Certains estiment que bon nombre d’affections dermatologiques expriment un mal-être, un conflit intérieur ou des angoisses non exprimées. D’autres prétendent que la psyché n’a rien à voir : trouver la bonne crème suffit. Et si la vérité était entre les deux.
« Qu’est-ce que j’ai fait pour mériter ça ? », « Quel sens donner à mes démangeaisons ? », « Je suis mal dans ma peau, donc forcément elle réagit » …
Dans les soirées entre amis et sur les forums internet, la tendance est à tout « psychologiser » afin de donner un sens aux dysfonctionnements de notre corps. Du mal de dos au mal de tête, en passant par le mal de ventre, chacun essaie de trouver une explication.
Et comme la peau reflète nos peurs et nos embarras – sous forme de pâleur ou de rougeurs -, les symptômes qu’elle affiche font l’objet d’interprétations. On les relie volontiers à des traumatismes de l’enfance ou à des évènements récents.
À l’inverse, la plupart des dermatologues négligent l’aspect psychosomatique. Pour eux, tout est strictement biologique et ne peut se traiter qu’à l’aide de médicaments. Pour le Pr Laurent Misery, chef du service dermatologie du CHU de Brest et auteur de Votre peau a des choses à vous dire (éd. Larousse), la réalité est plus nuancée : beaucoup de maladies de peau « ont des intrications psycho-dermatologiques ».
La peau communique avec le cerveau
« La peau et le cerveau sont liés anatomiquement et fonctionnellement. Ils ne cessent de communiquer et leurs interactions sont multiples », explique le Pr Misery.
Des informations sensorielles, détectées par des capteurs cutanés du toucher, sont transmises depuis la peau jusqu’au cerveau. Nos petites cellules grises donnent elles aussi des informations à la peau. Elles influencent son système de défense face aux agressions extérieures – son immunité -, ses capacités de réparation, sa production de sébum, etc…
La peau est donc malade quand le système nerveux est perturbé. En modulant la cicatrisation et l’inflammation, ce dernier « intervient donc dans de nombreuses maladies cutanées, surtout celles qui ont une part inflammatoire », souligne Laurent Misery.
Psy ou pas psy ?
Notre enveloppe corporelle est une cible privilégiée des perturbations biologiques induites par le stress. Un choc affectif peut ainsi générer une pelade par exemple. Et une montée d’adrénaline avant un examen ou un entretien d’embauche fait parfois fleurir un bouton de fièvre (herpès labial) sur le visage.
Mais le stress n’est pas pour autant la cause de ces maladies : il est un facteur aggravant ou déclencheur des poussées. Cela a été fort bien été démontré avec l’eczéma. Cette pathologie, qui apparaît en général vers l’âge de trois mois, a une origine génétique et environnementale. Mais ses signes cutanés sont exacerbés par le stress. Un stress même mineur peut générer une poussée dans les 24 heures.
Il en est de même pour le psoriasis, une maladie « due à des anomalies de l’immunité sur un terrain génétique particulier », soutient le Pr Misery. Le stress est un facteur révélateur à l’origine des poussées. S’il est permanent, il peut aggraver la pathologie ou entretenir sa chronicité.

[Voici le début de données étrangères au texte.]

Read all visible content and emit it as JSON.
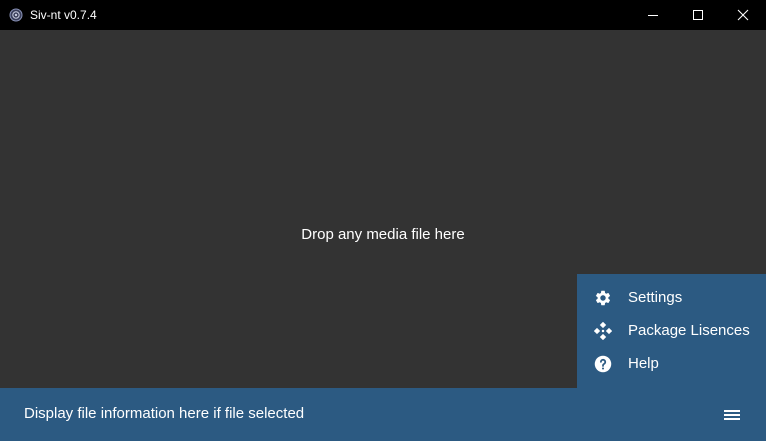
{
  "window": {
    "title": "Siv-nt v0.7.4",
    "app_icon": "app-logo-icon",
    "controls": {
      "minimize_icon": "minimize-icon",
      "maximize_icon": "maximize-icon",
      "close_icon": "close-icon"
    }
  },
  "main": {
    "drop_text": "Drop any media file here"
  },
  "menu": {
    "items": [
      {
        "label": "Settings",
        "icon": "gear-icon"
      },
      {
        "label": "Package Lisences",
        "icon": "package-icon"
      },
      {
        "label": "Help",
        "icon": "help-icon"
      }
    ]
  },
  "bottombar": {
    "file_info": "Display file information here if file selected",
    "menu_icon": "hamburger-icon"
  },
  "colors": {
    "titlebar": "#000000",
    "background": "#333333",
    "accent": "#2c5a82",
    "text": "#ffffff"
  }
}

Le prurit est parfois psychogène
Selon le Pr Misery, les démangeaisons résultent de maladies cutanées dans 90% des cas : gale, mycose, varicelle, psoriasis, etc… « Mais dans 10% des cas, il n’y a pas de problème de peau et pas de lésions cutanées à l’origine du prurit », affirme l’expert.
L’envie irrépressible de grattage peut alors résulter d’une accumulation de toxines, d’un déséquilibre endocrinien ou de l’effet secondaire indésirable d’un médicament. Il peut aussi révéler une carence en fer, une neuropathie (comme une sclérose en plaques), une maladie sanguine (Hodgkin par exemple).
Seuls quelques prurits proviennent strictement de troubles psychiques. On parle alors de prurit psychogène. « Ce diagnostic doit être posé après élimination de toute cause organique », estime le Pr Misery. Pas facile compte-tenu de la multiplicité des origines possibles.